Chip shortage, China lockdown bite JLR; June quarter retail sales fall 37%

The retail sales were lower by nearly 46,000 units on a y-o-y basis, while that on a sequential basis were down by 183 units, the luxury vehicle manufacturer said in a regulatory update.

Chip shortage, China lockdown bite JLR; June quarter retail sales fall 37%

Impacted by chip shortage and lockdowns in China, automobile manufacturer Jaguar Land Rover (JLR) posted a 37% fall in retail sales at 78,825 vehicles for the quarter ended June 30 on a year-on-year (y-o-y) basis. However, compared with the sequential March quarter, the Tata Group company’s sales were broadly flat.

The retail sales were lower by nearly 46,000 units on a y-o-y basis, while that on a sequential basis were down by 183 units, the luxury vehicle manufacturer said in a regulatory update.

“Despite a record order book, sales continue to be constrained by the global chip shortage, compounded by the run out of the prior model Range Rover Sport, with deliveries just starting, and the impact of Covid lockdowns in China,” it added.

Compared to the March quarter, retails were higher in the UK (up 10%) and Europe (up 49%). However, they were lower in China (fell 5%), North America (fell 30%) and overseas (fell 10%) reflecting the transition to new models and delivery times to these markets, it added.

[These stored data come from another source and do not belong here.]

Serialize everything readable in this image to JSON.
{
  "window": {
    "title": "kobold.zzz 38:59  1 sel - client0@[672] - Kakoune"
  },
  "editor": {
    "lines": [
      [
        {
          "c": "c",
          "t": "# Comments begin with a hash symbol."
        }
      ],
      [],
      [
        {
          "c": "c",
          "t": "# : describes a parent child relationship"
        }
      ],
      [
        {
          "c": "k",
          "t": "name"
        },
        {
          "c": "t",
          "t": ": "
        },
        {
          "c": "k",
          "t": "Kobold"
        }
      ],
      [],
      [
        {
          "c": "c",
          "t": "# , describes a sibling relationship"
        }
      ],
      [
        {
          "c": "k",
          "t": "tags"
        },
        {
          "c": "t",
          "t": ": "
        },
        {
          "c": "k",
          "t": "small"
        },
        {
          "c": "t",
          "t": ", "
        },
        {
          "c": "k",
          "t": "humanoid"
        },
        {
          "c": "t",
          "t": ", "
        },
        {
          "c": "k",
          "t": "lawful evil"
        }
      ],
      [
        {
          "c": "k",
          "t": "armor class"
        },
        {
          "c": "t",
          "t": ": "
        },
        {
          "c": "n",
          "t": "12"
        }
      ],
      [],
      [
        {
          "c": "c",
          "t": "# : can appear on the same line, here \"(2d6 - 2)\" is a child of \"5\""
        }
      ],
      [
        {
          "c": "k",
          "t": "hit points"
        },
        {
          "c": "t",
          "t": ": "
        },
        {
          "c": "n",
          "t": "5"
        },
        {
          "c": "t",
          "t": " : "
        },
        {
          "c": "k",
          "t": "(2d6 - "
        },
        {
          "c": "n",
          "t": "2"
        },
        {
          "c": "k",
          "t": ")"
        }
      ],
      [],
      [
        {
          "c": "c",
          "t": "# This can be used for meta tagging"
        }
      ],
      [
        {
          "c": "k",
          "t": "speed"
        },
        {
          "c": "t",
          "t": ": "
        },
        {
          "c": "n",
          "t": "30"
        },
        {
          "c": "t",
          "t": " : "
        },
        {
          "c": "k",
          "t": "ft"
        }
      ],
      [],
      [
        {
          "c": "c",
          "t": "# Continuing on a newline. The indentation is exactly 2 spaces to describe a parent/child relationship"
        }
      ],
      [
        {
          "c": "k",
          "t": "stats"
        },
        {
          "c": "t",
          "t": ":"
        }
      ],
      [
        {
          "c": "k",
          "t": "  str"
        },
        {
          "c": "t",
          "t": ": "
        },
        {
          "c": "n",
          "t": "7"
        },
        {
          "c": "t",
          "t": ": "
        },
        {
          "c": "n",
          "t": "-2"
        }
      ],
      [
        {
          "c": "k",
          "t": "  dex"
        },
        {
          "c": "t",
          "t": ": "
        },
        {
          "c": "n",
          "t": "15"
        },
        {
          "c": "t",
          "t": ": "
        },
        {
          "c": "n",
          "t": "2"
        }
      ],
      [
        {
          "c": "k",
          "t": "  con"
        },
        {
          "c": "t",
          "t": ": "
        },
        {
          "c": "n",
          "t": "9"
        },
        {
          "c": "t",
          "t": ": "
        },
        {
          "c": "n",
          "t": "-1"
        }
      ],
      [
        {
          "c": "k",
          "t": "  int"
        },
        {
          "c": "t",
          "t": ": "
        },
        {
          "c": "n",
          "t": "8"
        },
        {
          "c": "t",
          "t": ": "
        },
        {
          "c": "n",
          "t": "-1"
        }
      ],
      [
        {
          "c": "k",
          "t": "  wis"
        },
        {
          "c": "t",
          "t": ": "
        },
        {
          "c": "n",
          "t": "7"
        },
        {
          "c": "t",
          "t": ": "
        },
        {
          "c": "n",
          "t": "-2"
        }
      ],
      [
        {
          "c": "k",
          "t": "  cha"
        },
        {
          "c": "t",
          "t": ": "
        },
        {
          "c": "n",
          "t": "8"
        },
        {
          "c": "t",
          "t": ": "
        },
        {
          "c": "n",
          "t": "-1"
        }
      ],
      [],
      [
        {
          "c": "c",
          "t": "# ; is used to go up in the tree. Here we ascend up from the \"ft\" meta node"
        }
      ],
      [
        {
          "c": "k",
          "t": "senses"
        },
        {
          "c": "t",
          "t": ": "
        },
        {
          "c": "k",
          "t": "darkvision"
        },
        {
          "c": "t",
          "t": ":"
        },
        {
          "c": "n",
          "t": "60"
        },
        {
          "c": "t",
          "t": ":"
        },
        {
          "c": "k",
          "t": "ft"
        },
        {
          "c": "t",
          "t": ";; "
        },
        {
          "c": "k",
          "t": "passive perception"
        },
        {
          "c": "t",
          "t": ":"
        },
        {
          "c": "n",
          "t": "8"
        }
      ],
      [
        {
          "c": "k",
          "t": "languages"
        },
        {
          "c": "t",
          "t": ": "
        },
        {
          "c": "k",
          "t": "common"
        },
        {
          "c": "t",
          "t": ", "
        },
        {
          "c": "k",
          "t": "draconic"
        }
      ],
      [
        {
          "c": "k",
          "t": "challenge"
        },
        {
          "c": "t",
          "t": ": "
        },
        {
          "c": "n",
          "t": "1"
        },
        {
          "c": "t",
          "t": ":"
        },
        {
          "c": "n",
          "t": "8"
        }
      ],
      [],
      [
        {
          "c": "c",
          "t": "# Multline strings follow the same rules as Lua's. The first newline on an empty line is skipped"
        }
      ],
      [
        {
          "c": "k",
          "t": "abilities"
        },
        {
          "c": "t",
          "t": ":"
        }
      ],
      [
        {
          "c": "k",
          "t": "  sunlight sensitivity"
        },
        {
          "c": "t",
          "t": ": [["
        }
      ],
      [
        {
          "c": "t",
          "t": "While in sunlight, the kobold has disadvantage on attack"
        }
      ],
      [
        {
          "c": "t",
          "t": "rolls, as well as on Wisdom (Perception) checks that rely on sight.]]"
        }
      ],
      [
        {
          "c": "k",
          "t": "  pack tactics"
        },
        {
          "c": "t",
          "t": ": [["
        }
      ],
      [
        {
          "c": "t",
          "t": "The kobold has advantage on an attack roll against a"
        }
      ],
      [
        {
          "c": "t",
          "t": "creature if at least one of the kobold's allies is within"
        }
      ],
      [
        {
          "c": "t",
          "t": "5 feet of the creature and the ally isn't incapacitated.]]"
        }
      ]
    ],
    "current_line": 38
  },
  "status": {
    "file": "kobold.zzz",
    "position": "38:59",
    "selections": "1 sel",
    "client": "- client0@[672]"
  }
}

Wholesale volumes were 71,815 units in the period (excluding China joint venture), down 6% compared to the previous quarter ending March 31, 2022.

As of June 30, 2022, JLR’s total order book has grown to almost 2 lakh units, up from about 32,000 orders as of March 31, 2022. Demand for the New Range Rover, New Range Rover Sport and Defender are particularly strong with over 62,000, 20,000 and 46,000 orders, respectively, it said.

JLR, a subsidiary of Tata Motors, said it continues to see “strong demand” (bookings) for its products, with global retail orders again setting new records in the June quarter.

In its annual general meeting on Tuesday, chairman N Chandrasekaran told shareholders that Tata Motors expects the second half of the current financial year to be “notably better” than the first half. The company also expects to sell an overall of 500,000 cars in this fiscal.

“The demand for our vehicles in each of our businesses — JLR, Commercial Vehicles and Passenger Vehicles — remains strong despite ongoing geopolitical, supply and inflation concerns. The overall supply situation, including that of semiconductors, is gradually improving and commodity prices are stabilising. We continue to work closely with our customers and ecosystem partners to mitigate risks and manage uncertainties,” he added.